L’année dernière, il a été publié un livre blanc sur l’idéologie anti-sectes et la FECRIS, la Fédération européenne des centres de recherche et d’information sur les cultes et les sectes. Nous avons conclu qu’il n’existe pas de critères acceptés par la communauté principale des spécialistes des religions pour distinguer les « mauvaises » « sectes » des « bonnes » « religions », et que l’anticulturalisme n’est qu’une idéologie utilisée pour refuser la liberté religieuse aux religions minoritaires qualifiées de « sectes » par leurs opposants.

Nous ne répéterons pas ici ce qui était déjà inclus dans le Livre Blanc de 2021, mais l’agression de la Russie contre l’Ukraine, qui a eu des conséquences également à l’intérieur de la FECRIS, et la détérioration continue de la situation de la liberté religieuse en Chine sous Xi Jinping, nous ont persuadés qu’un Livre Blanc supplémentaire, présenté ici sous la forme d’une série de sept articles, est nécessaire pour aborder une question complémentaire. Dans quelle mesure les anti-cultistes occidentaux, y compris ceux associés à la FECRIS, soutiennent-ils la répression sanglante des minorités religieuses en Russie et en Chine ?

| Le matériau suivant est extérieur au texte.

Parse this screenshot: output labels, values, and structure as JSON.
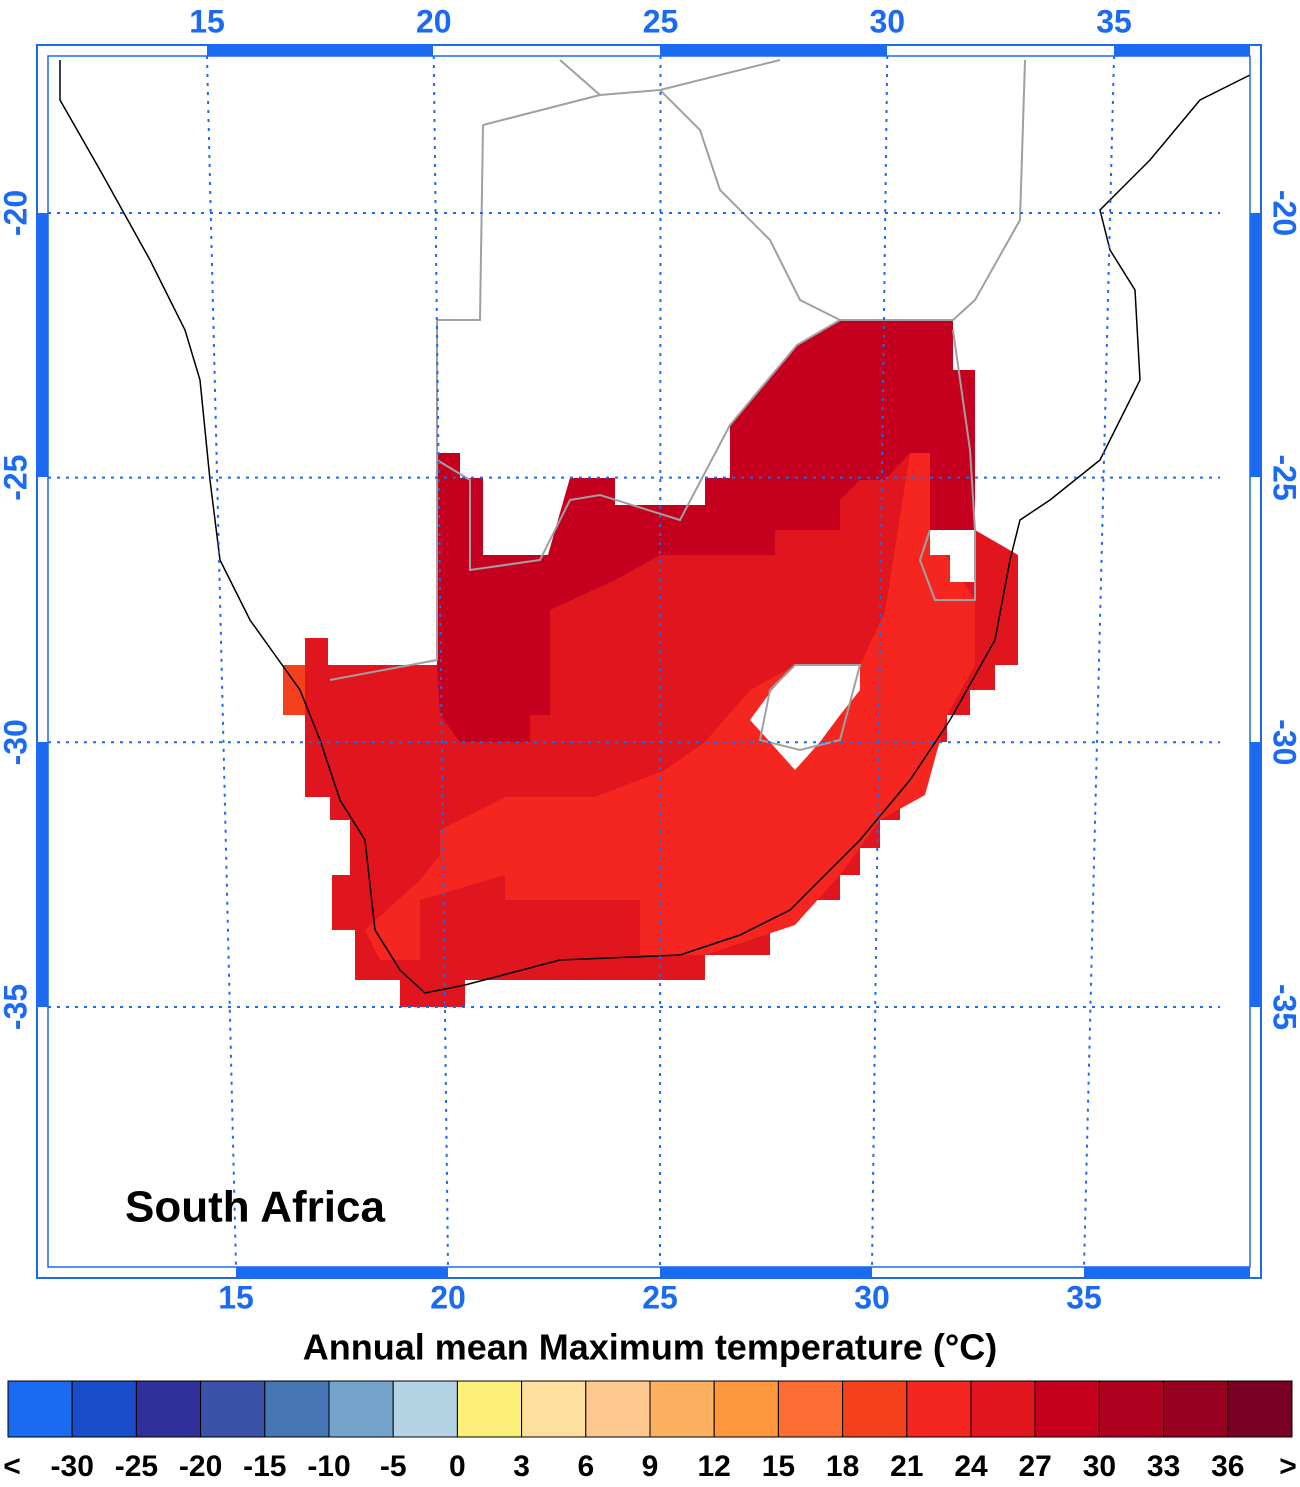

Quelques observations et avertissements préliminaires s’imposent. Nous avons lu des déclarations de particuliers anti-cultistes, dont certains associés à la FECRIS, condamnant la guerre d’agression menée par Vladimir Poutine en Ukraine. La FECRIS elle-même a publié une courte déclaration dans laquelle elle « se joint à la condamnation de l’agression militaire russe contre la population ukrainienne et les autorités légitimes. » Nous n’avons rien lu de semblable condamnant ce que le plus récent rapport de la Commission bipartisane et bicamérale du Congrès américain sur la Chine a décrit le 31 mars 2022 comme « les horreurs que le gouvernement chinois et le Parti communiste perpètrent contre le peuple chinois », mais peut-être avons-nous manqué quelque chose.

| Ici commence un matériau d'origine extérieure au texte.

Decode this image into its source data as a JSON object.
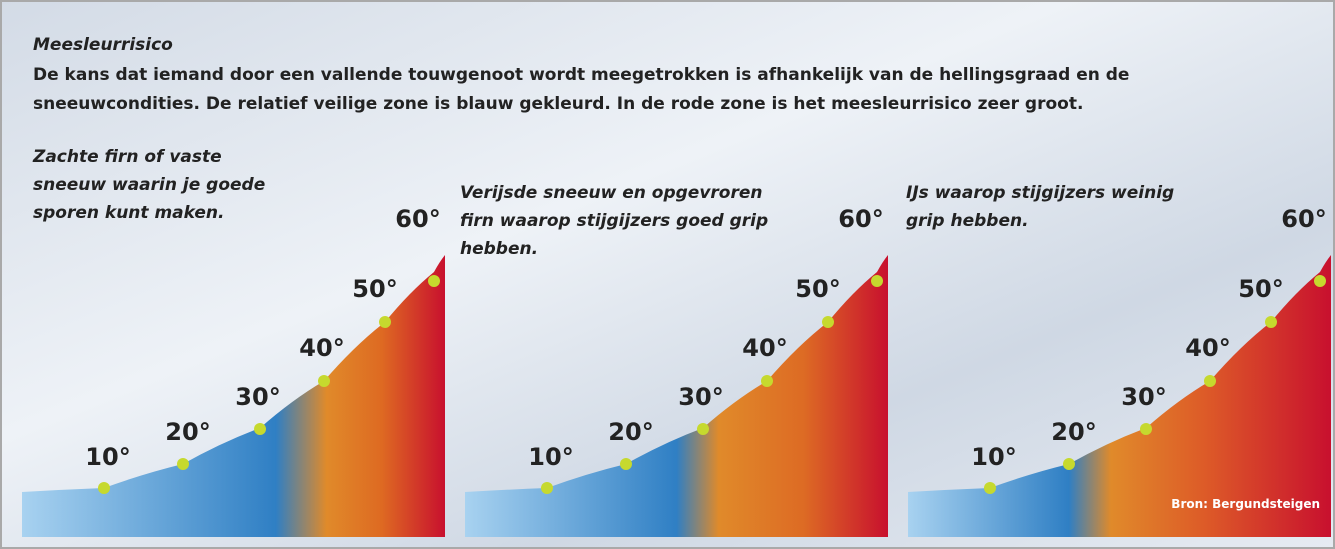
{
  "header": {
    "title": "Meesleurrisico",
    "description": [
      "De kans dat iemand door een vallende touwgenoot wordt meegetrokken is afhankelijk van de hellingsgraad en de",
      "sneeuwcondities. De relatief veilige zone is blauw gekleurd. In de rode zone is het meesleurrisico zeer groot."
    ]
  },
  "panels": [
    {
      "label": [
        "Zachte firn of vaste",
        "sneeuw waarin je goede",
        "sporen kunt maken."
      ],
      "angles": [
        "10°",
        "20°",
        "30°",
        "40°",
        "50°",
        "60°"
      ]
    },
    {
      "label": [
        "Verijsde sneeuw en opgevroren",
        "firn waarop stijgijzers goed grip",
        "hebben."
      ],
      "angles": [
        "10°",
        "20°",
        "30°",
        "40°",
        "50°",
        "60°"
      ]
    },
    {
      "label": [
        "IJs waarop stijgijzers weinig",
        "grip hebben."
      ],
      "angles": [
        "10°",
        "20°",
        "30°",
        "40°",
        "50°",
        "60°"
      ]
    }
  ],
  "source": "Bron: Bergundsteigen"
}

Nous avons également remarqué que les organisations russes qui font, ou faisaient, partie de la FECRIS, toujours répertoriées comme telles le 31 mars 2022, ont disparu de la liste de ses organisations membres sur son site Web début avril. Pour obtenir des éclaircissements, l’un d’entre nous (Introvigne) a envoyé un courriel à Luigi Corvaglia, membre du conseil d’administration de la FECRIS, qui a aimablement répondu le 6 avril que « nous [la FECRIS] avons voté le 8 mars l’expulsion du CRS [Center for Religious Studies, l’organisation faîtière qui fédère les affiliés russes de la FECRIS] ». Un autre militant de la FECRIS que nous avons contacté a utilisé le mot « suspension » plutôt que « expulsion ».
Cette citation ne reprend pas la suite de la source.